I'm fairly new to algebraic geometry, so this is may just be fairly simple question about when two varieties are "the same" variety.
In this question, I noted that the Grassmannian can be expressed as an algebraic variety in (at least) two ways:
- Using the Plücker embedding, where the subspace spanned by any orthonormal $v_1, v_2, ..., v_n$ is given by $v_1 \wedge v_2 \wedge ... \wedge v_n$
- Using the projective embedding, where a subspace is identified with the unique orthogonal projection matrix to that subspace
Or as matrices, if the matrix $M = [v_1 | v_2 | ... | v_n]$, where the $v_i$ are column vectors, then
- The Plücker embedding can be identified with the $n$'th compound matrix $C_n(M)$
- The projective embedding can be identified with the projection matrix $MM^\dagger$, where $M^\dagger$ is the pseudoinverse
These would appear to be two totally different algebraic varieties, defined by different sets of polynomial equations, embedded in two different Euclidean spaces, with two different metrics.
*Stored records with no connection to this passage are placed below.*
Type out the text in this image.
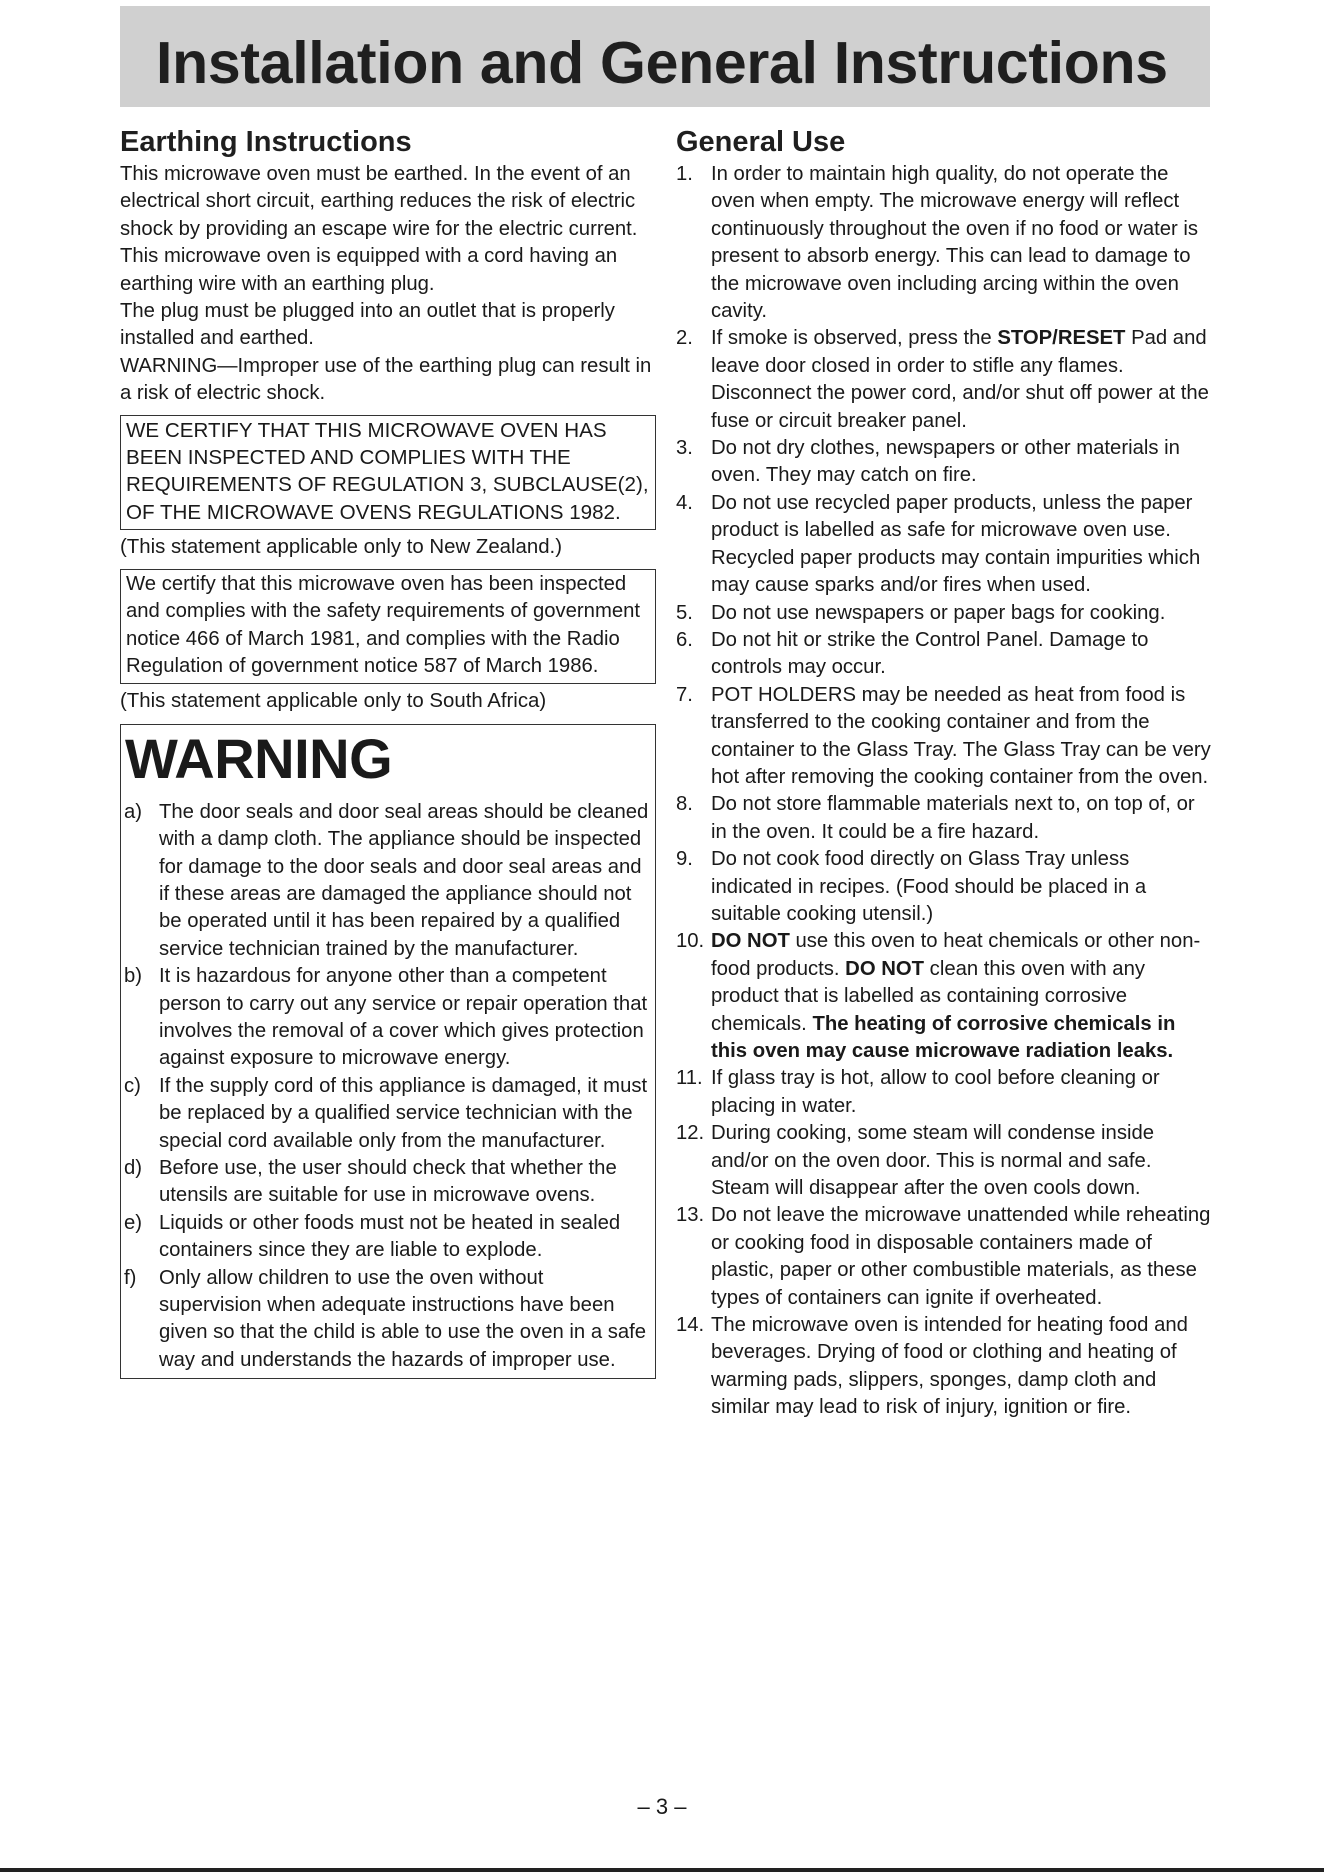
Installation and General Instructions
Earthing Instructions

This microwave oven must be earthed. In the event of an electrical short circuit, earthing reduces the risk of electric shock by providing an escape wire for the electric current. This microwave oven is equipped with a cord having an earthing wire with an earthing plug.

The plug must be plugged into an outlet that is properly installed and earthed.

WARNING—Improper use of the earthing plug can result in a risk of electric shock.

WE CERTIFY THAT THIS MICROWAVE OVEN HAS BEEN INSPECTED AND COMPLIES WITH THE REQUIREMENTS OF REGULATION 3, SUBCLAUSE(2), OF THE MICROWAVE OVENS REGULATIONS 1982.

(This statement applicable only to New Zealand.)

We certify that this microwave oven has been inspected and complies with the safety requirements of government notice 466 of March 1981, and complies with the Radio Regulation of government notice 587 of March 1986.

(This statement applicable only to South Africa)

WARNING
a) The door seals and door seal areas should be cleaned with a damp cloth. The appliance should be inspected for damage to the door seals and door seal areas and if these areas are damaged the appliance should not be operated until it has been repaired by a qualified service technician trained by the manufacturer.
b) It is hazardous for anyone other than a competent person to carry out any service or repair operation that involves the removal of a cover which gives protection against exposure to microwave energy.
c) If the supply cord of this appliance is damaged, it must be replaced by a qualified service technician with the special cord available only from the manufacturer.
d) Before use, the user should check that whether the utensils are suitable for use in microwave ovens.
e) Liquids or other foods must not be heated in sealed containers since they are liable to explode.
f)	Only allow children to use the oven without supervision when adequate instructions have been given so that the child is able to use the oven in a safe way and understands the hazards of improper use.
General Use
1. In order to maintain high quality, do not operate the oven when empty. The microwave energy will reflect continuously throughout the oven if no food or water is present to absorb energy. This can lead to damage to the microwave oven including arcing within the oven cavity.
2. If smoke is observed, press the STOP/RESET Pad and leave door closed in order to stifle any flames. Disconnect the power cord, and/or shut off power at the fuse or circuit breaker panel.
3. Do not dry clothes, newspapers or other materials in oven. They may catch on fire.
4. Do not use recycled paper products, unless the paper product is labelled as safe for microwave oven use. Recycled paper products may contain impurities which may cause sparks and/or fires when used.
5. Do not use newspapers or paper bags for cooking.
6. Do not hit or strike the Control Panel. Damage to controls may occur.
7. POT HOLDERS may be needed as heat from food is transferred to the cooking container and from the container to the Glass Tray. The Glass Tray can be very hot after removing the cooking container from the oven.
8. Do not store flammable materials next to, on top of, or in the oven. It could be a fire hazard.
9. Do not cook food directly on Glass Tray unless indicated in recipes. (Food should be placed in a suitable cooking utensil.)
10. DO NOT use this oven to heat chemicals or other non-food products. DO NOT clean this oven with any product that is labelled as containing corrosive chemicals. The heating of corrosive chemicals in this oven may cause microwave radiation leaks.
11. If glass tray is hot, allow to cool before cleaning or placing in water.
12. During cooking, some steam will condense inside and/or on the oven door. This is normal and safe. Steam will disappear after the oven cools down.
13. Do not leave the microwave unattended while reheating or cooking food in disposable containers made of plastic, paper or other combustible materials, as these types of containers can ignite if overheated.
14. The microwave oven is intended for heating food and beverages. Drying of food or clothing and heating of warming pads, slippers, sponges, damp cloth and similar may lead to risk of injury, ignition or fire.
– 3 –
Yet somehow, people often talk of the "Grassmann variety" as though there were a unique variety associated with the Grassmannian. So this leads to my question:
- Is there some sense in which these two varieties are "the same" variety?
- In general, what intrinsic properties can one use to determine if two varieties are "the same variety," independent of their particular embedding into a Euclidean space?